Un road movie gastronómico. En París puede esperar (Paris can wait, 2016), primer largometraje de Eleanor Coppola, de 81 años, esposa del realizador de Apocalypse Now (1979), y también directora del documental televisivo Coda: Thirty years later
(2007) sobre diversos trabajos de su marido, la ambición del guión, de
autoría suya, es tan limitada y discreta como la confidencia que hace la
propia directora a la prensa:
Soy un ama de casa que de pronto tomó la decisión de escribir y dirigir una película. Y la materia de inspiración habría de ser, probablemente, alguna anécdota muy personal relacionada con el mundo del cine, ese medio que ha frecuentado largo tiempo muy al margen de sus faenas hogareñas.
Durante el último día del festival de Cannes 2015, Anne (Diane Lane),
una estadunidense de 50 años, esposa de un poderoso productor
hollywoodense (Alec Baldwin), acepta separarse por un tiempo de su
marido (quien debe preparar en Budapest su próxima cinta), para
encontrarse más tarde con él en París. Con una galantería un tanto en
desuso, Jacques (Arnaud Viard), el sibarita y maduro socio francés del
productor, se propone acompañar a la esposa hasta la ciudad luz a bordo
de un viejo Peugeot poco confiable en carretera, haciendo escala en los
más socorridos y fotogénicos lugares comunes de la provincia gala. Se
diría un tributo al maridaje de dos célebres guías turísticas: el
Gault-Millau culinario y el libro verde Michelin de paseos inolvidables,
todo ello sazonado con un incipiente romance que, a la manera de un
plato fallido, se habría retirado del fuego antes de tiempo. La labor de
seducción del buen Jacques (un sofisticado caballero con la cartera
vacía, pero desbordante de ocurrencias irresistibles) sorprende,
perturba y previsiblemente termina fascinando a la muy pragmática Anne,
quien advierte en él la encarnación muy viva de lo que ella siempre ha
entendido como elegancia y buen gusto franceses. Arnaud Viard interpreta
aquí el papel de seductor de manera discreta y convincente, como
tributo, deliberado o no, a los papeles de bohemio encantador y fino que
solía interpretar un Vittorio de Sica, ya maduro, en viejas comedias
anglosajonas, tipo Capri (It started in Naples, Shavelson, 1960) o La millonaria (The millionairess, Asquith, 1960).
La gracia de Viard consigue transformar en algo fresco lo que parecía
una apuesta anacrónica, cuando no un tanto rancia. Sin embargo, a pesar
del talento de los dos protagonistas, y de la muy episódica presencia
de Alec Baldwin, el tratamiento narrativo de la cinta es muy endeble.
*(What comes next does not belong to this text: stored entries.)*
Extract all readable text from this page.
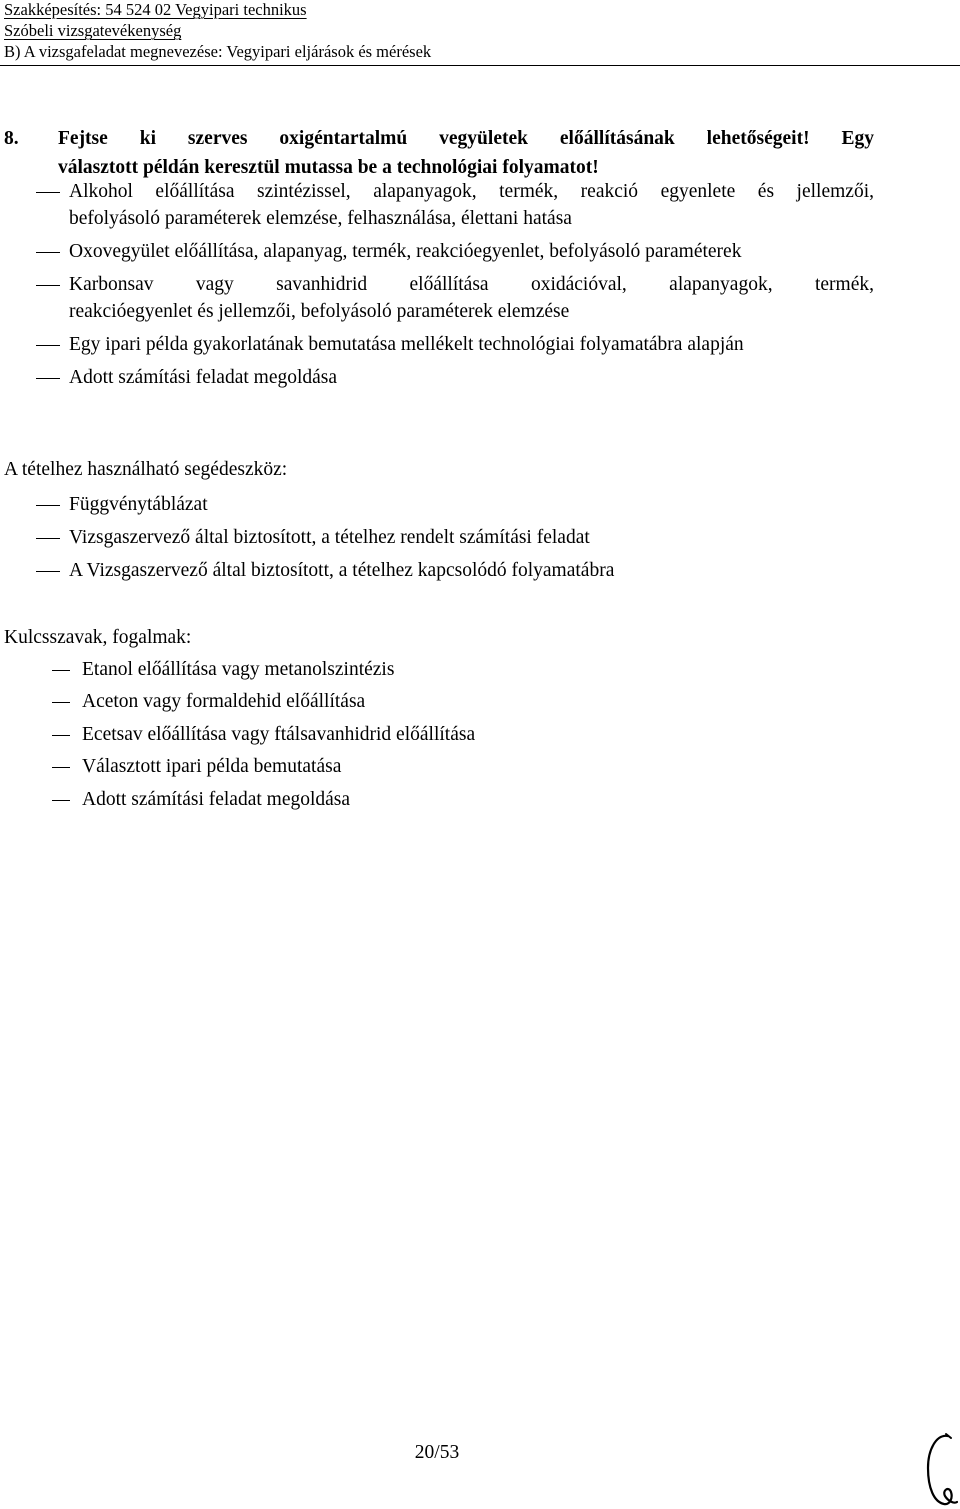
Szakképesítés: 54 524 02 Vegyipari technikus
Szóbeli vizsgatevékenység
B) A vizsgafeladat megnevezése: Vegyipari eljárások és mérések
8. Fejtse ki szerves oxigéntartalmú vegyületek előállításának lehetőségeit! Egy
választott példán keresztül mutassa be a technológiai folyamatot!
Alkohol előállítása szintézissel, alapanyagok, termék, reakció egyenlete és jellemzői,
befolyásoló paraméterek elemzése, felhasználása, élettani hatása
Oxovegyület előállítása, alapanyag, termék, reakcióegyenlet, befolyásoló paraméterek
Karbonsav vagy savanhidrid előállítása oxidációval, alapanyagok, termék,
reakcióegyenlet és jellemzői, befolyásoló paraméterek elemzése
Egy ipari példa gyakorlatának bemutatása mellékelt technológiai folyamatábra alapján
Adott számítási feladat megoldása
A tételhez használható segédeszköz:
Függvénytáblázat
Vizsgaszervező által biztosított, a tételhez rendelt számítási feladat
A Vizsgaszervező által biztosított, a tételhez kapcsolódó folyamatábra
Kulcsszavak, fogalmak:
Etanol előállítása vagy metanolszintézis
Aceton vagy formaldehid előállítása
Ecetsav előállítása vagy ftálsavanhidrid előállítása
Választott ipari példa bemutatása
Adott számítási feladat megoldása
20/53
Como periplo gastronómico, París puede esperar padece la comparación con cintas mucho más evocadoras, desde la emblemática El festín de Babette (Gabriel Axel, 1987) hasta la comedia hollywoodense Julie & Julia
(Nora Ephron, 2009). Eleanor Coppola se engolosina tanto con el peso de
los clichés culturales que prácticamente se niega el placer de degustar
los platillos que filma, o de volverlos memorables. De modo parecido,
la melancolía que se desprende de un romance pasajero y frustrado –un
esbozo de adulterio virtualmente consentido por un marido fatigado y
ausente– como el que vive Anne a lado de Jacques, carece del atractivo
que el estadunidense Richard Linklater supo conferir a la joven pareja
Ethan Hawke/Julie Delpy en su trilogía romántica que inicia con Antes del amanecer (1995). Poco de lo que sucede en París puede esperar
tiene mayor sustancia que la de ser un simple catálogo de visitas
turístico-culturales a restaurantes elegantes o catedrales góticas o
sitios fugazmente explorados, como el propio Instituto Lumière en Lyon,
lugar del nacimiento formal del cine. De la categoría de un posible gourmet (degustador de platos delicados), la película transita rápidamente a lo gourmand
que llanamente es aquí la gula por las imágenes esforzadamente
hermosas. La venerable compañera sentimental de un gran cineasta se
ofrece aquí la libertad de recopilar caprichosamente sus recuerdos y
plasmar en una historia insustancial su muy respetable afición por la
buena mesa y el hedonismo franceses. El resultado es magro. Ni por asomo
hay en su historia de adulterio fugaz, la fuerza dramática de aquel
clásico del cine británico, Lo que no fue (Brief encounter, David Lean, 1945). Tampoco parece haber sido la pretensión de la octogenaria cineasta nov
el emular cintas semejantes, es justo también reconocerlo. El turismo cultural ha salido ganando, el cine puede esperar.